Vrij vertaald: wellicht stevent Intel af op een groei van 11 à 12%, conform de voorspellingen van analist IDC voor de hele processormarkt in 2011. En ook voor de komende jaren maakt Intel zich weinig zorgen, aldus Patrick Bliemer: “Wereldwijd zijn er momenteel ongeveer 400 miljoen pc’s, en volgens de meeste voorspellingen zal dat aantal in 2015 oplopen tot 800 miljoen. We blijven dus gezonde vooruitzichten hebben voor de komende jaren.”
Concurrentie overnemen kan niet
Niet dat Intel vrede neemt met de huidige stand van zaken in de chipmarkt voor smartphones. Maar opboksen tegen een concurrent met 95% marktaandeel is niet meteen een simpele taak. Vooral omdat de eenvoudigste oplossing, de concurrent overnemen, nooit door de mededingingsautoriteiten zou worden goedgekeurd.
Bovendien is het niet zo gemakkelijk om het businessmodel voor de pc-chips over te zetten naar de smartphonechipmarkt, legt Patrick Bliemer uit: “Het Wintel-model [de combinatie van een Intel-chip en een Windows-besturingssysteem als vrij algemene standaarduitrusting van een pc] is voor de smartphonemarkt niet van toepassing. Hier moeten we zelf met een hoop van hardware en software voor de dag komen, wat voor Intel tot voor kort een totaal nieuwe markt was."
Maar het bedrijf is vastberaden om een inhaalbeweging te maken en zet daar nu bijzonder veel middelen voor in, vertelt Bliemer: “Tien procent van alle Intel-medewerkers is tegenwoordig met software bezig. Als je dit vergelijkt met de omzet uit smartphonechips merk je meteen dat het ons hier menens is.”
De voor Intel meest logische route, het voortzetten van het Wintel-model in de mobiele markt, bleek al snel onmogelijk. In het verstandshuwelijk tussen Nokia en Microsoft lijkt weinig ruimte voor chipbouwer Intel, vooral omdat deze laatste resoluut voor openbronsoftware heeft gekozen.
“Maar waar één deur dichtgaat, gaat een andere open”, vervolgt Patrick Bliemer. “Met name de telecombedrijven lijken bijzonder geïnteresseerd in ons als alternatief voor de bestaande smartphones zoals de iPhone of de toestellen met Google Android, omdat de omzet uit toepassingen in dat model rechtstreeks naar Google en Apple vloeit in plaats van naar henzelf.”
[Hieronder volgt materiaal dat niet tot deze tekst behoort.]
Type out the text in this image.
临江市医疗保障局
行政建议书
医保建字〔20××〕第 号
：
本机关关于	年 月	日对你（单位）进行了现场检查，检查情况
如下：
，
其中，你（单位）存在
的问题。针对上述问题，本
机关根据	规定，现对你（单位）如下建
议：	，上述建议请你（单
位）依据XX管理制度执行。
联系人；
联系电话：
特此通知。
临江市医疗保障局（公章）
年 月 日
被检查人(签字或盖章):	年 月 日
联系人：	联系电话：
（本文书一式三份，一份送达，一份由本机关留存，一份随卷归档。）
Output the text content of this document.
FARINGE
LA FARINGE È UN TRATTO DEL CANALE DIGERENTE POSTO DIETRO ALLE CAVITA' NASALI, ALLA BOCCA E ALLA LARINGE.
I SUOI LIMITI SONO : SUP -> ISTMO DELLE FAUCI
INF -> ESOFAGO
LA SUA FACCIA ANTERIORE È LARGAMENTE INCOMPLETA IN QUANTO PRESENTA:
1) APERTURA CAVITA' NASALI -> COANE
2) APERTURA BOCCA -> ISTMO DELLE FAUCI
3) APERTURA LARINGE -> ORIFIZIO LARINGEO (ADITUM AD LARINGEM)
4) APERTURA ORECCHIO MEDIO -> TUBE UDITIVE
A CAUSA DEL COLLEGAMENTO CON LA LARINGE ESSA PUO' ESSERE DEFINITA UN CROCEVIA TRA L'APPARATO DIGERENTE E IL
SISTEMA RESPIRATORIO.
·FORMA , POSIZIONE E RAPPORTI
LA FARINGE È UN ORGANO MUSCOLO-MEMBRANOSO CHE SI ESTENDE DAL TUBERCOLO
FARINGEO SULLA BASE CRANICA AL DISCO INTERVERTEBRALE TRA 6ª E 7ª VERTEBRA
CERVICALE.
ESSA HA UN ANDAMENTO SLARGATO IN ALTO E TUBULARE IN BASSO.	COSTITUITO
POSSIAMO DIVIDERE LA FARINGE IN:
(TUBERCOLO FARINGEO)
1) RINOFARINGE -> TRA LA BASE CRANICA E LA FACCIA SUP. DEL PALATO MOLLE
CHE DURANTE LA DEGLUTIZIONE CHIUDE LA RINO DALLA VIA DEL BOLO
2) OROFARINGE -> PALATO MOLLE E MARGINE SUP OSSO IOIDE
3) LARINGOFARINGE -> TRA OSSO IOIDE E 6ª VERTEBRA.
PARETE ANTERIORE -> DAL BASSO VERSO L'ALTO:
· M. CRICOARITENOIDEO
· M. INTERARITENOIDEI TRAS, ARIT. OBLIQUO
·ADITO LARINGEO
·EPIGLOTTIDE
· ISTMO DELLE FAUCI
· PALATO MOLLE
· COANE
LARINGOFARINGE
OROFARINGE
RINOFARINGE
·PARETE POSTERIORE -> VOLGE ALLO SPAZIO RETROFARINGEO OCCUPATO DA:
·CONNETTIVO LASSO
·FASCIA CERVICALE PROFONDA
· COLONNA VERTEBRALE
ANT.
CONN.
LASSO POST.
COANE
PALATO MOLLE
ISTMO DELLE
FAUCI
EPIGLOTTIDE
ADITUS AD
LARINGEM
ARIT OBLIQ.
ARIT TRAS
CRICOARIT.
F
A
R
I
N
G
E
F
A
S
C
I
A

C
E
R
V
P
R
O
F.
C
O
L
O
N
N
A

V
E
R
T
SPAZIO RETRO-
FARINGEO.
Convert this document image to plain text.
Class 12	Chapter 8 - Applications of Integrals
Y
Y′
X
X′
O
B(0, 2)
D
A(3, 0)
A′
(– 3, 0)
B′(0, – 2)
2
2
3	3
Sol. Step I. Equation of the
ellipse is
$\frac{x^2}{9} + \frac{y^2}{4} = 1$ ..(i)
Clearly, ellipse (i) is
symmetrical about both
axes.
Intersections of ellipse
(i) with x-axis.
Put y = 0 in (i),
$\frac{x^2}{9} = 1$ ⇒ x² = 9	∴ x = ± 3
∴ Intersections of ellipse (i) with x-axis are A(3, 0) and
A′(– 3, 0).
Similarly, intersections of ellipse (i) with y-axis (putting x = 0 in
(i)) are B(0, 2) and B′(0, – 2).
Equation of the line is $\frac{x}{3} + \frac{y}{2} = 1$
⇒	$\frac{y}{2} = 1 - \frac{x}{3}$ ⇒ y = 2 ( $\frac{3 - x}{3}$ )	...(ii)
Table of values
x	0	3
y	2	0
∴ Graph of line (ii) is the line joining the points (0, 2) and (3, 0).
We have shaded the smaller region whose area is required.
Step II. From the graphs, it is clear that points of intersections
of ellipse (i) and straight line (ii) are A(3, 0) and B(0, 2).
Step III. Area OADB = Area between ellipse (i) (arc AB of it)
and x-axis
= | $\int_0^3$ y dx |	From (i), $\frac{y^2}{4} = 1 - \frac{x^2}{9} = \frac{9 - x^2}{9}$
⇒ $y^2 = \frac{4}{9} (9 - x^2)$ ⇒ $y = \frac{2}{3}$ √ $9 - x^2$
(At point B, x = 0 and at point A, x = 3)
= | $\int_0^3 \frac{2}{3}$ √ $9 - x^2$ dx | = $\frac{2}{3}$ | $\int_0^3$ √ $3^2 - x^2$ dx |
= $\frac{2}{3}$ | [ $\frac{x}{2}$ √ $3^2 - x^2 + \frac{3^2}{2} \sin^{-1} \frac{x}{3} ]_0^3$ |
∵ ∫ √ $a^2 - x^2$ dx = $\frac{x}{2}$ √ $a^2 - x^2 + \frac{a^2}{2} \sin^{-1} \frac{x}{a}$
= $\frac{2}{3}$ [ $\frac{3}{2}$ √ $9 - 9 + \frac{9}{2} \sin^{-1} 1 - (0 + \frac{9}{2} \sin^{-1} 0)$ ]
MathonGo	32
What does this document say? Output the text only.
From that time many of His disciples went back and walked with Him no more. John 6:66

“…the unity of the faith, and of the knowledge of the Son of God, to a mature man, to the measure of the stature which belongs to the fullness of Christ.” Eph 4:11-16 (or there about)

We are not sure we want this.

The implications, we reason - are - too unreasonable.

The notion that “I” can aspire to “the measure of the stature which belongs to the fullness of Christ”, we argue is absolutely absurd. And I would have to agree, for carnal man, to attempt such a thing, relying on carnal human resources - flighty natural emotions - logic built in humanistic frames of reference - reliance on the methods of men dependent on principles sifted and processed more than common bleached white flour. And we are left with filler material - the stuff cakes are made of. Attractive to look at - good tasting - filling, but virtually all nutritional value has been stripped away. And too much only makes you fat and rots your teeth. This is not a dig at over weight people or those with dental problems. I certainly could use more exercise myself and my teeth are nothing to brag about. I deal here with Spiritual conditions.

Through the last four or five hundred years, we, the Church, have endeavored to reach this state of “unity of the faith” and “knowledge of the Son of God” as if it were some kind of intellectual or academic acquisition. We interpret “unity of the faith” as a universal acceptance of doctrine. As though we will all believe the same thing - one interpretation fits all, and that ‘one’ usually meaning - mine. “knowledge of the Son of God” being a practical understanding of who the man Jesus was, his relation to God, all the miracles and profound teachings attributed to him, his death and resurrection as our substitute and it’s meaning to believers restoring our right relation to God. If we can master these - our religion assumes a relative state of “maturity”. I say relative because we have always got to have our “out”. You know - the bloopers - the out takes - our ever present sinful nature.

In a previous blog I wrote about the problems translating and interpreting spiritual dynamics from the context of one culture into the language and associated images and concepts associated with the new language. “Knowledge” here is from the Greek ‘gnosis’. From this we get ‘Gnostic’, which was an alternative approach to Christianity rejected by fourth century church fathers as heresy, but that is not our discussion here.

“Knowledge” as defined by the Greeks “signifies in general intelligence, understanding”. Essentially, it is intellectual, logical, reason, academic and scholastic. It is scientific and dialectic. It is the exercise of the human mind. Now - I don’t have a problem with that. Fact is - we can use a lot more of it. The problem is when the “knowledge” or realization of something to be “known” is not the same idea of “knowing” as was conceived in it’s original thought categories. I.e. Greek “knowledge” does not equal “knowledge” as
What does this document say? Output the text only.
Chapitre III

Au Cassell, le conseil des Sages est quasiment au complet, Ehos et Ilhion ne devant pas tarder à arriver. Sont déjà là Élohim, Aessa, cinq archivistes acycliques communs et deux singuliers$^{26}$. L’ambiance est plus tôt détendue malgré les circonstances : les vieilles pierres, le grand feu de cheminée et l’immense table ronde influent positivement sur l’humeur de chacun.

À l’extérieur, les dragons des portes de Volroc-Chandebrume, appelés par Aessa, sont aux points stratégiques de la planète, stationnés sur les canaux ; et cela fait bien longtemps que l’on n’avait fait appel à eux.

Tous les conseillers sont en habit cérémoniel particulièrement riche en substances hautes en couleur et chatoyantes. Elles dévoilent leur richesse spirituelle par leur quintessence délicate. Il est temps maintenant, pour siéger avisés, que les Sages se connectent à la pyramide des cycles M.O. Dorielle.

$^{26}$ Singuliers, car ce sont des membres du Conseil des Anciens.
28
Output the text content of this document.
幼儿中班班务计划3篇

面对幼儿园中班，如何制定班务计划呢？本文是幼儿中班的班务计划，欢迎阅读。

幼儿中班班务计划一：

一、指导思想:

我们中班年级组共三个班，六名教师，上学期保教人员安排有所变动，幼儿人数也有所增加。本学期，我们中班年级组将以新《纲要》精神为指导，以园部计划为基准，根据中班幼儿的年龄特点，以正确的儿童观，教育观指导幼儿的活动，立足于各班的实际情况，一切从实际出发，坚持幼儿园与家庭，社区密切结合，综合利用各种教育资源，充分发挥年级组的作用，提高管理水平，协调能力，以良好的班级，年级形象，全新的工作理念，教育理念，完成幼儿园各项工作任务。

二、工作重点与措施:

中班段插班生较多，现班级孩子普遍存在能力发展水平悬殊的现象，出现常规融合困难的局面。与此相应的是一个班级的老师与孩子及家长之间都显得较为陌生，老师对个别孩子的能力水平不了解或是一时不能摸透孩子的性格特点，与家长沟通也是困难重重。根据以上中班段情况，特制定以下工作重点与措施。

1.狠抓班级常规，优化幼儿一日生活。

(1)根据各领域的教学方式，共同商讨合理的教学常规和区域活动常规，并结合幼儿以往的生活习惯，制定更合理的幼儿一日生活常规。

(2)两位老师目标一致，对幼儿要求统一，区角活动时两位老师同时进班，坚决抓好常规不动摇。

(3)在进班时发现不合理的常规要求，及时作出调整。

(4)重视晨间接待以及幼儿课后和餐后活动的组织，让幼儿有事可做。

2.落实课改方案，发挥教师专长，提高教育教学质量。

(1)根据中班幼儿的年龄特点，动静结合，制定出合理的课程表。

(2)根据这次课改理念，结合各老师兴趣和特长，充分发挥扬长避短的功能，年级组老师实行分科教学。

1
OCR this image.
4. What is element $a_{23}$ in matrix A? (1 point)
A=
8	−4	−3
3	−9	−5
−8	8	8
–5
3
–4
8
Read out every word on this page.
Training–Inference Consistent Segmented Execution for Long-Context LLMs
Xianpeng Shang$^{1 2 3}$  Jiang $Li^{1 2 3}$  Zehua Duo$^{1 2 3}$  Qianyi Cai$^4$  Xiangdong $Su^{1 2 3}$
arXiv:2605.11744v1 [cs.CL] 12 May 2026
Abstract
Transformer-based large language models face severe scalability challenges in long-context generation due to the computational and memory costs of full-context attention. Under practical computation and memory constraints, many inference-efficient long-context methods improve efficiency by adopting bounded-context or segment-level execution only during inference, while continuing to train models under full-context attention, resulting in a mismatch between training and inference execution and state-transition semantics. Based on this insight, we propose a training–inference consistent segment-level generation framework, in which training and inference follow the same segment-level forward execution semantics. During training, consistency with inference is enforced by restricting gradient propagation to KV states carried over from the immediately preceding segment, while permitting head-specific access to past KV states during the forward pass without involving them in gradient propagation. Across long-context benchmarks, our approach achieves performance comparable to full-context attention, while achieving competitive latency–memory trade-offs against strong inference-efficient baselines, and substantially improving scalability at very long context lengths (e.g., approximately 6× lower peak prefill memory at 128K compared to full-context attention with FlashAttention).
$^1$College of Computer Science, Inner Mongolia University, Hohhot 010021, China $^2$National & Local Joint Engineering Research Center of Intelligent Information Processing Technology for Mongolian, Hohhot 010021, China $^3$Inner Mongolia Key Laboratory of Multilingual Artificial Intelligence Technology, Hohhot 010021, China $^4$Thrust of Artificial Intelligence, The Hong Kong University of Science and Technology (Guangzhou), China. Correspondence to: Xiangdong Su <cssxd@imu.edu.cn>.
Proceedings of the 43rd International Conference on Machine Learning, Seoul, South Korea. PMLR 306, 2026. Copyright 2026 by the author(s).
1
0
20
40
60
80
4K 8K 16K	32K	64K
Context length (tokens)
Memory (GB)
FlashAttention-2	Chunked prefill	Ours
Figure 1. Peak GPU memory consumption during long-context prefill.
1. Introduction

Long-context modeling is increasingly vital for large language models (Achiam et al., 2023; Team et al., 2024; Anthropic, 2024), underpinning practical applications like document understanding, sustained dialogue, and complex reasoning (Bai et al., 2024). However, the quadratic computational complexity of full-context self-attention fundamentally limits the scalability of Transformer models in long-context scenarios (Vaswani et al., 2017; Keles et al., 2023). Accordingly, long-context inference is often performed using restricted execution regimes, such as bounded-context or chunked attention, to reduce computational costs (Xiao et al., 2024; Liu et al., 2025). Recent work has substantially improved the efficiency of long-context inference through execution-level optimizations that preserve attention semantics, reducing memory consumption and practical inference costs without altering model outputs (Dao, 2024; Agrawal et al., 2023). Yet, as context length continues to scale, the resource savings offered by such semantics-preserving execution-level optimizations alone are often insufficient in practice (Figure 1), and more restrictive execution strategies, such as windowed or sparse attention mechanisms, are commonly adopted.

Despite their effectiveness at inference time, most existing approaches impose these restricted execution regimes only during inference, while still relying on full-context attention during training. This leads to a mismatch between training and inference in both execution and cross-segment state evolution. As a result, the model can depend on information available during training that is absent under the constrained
En zo lijkt alles met elkaar verbonden: het succes van leveranciers van respectievelijk connectiviteit, hardware, processors, besturingssystemen en toepassingen op de smartphones zal voor een groot deel afhangen van de allianties die men aangaat. Die zijn haast even belangrijk als de keuze van de eindgebruiker zelf.
Wat met tablets?
En de tabletmarkt? Daar belooft de strijd interessanter te worden. Zowel Intel met zijn pc-ervaring als ARM, dat gespecialiseerd is in processors voor mobiele toestellen, kan hier een aanspraak op maken.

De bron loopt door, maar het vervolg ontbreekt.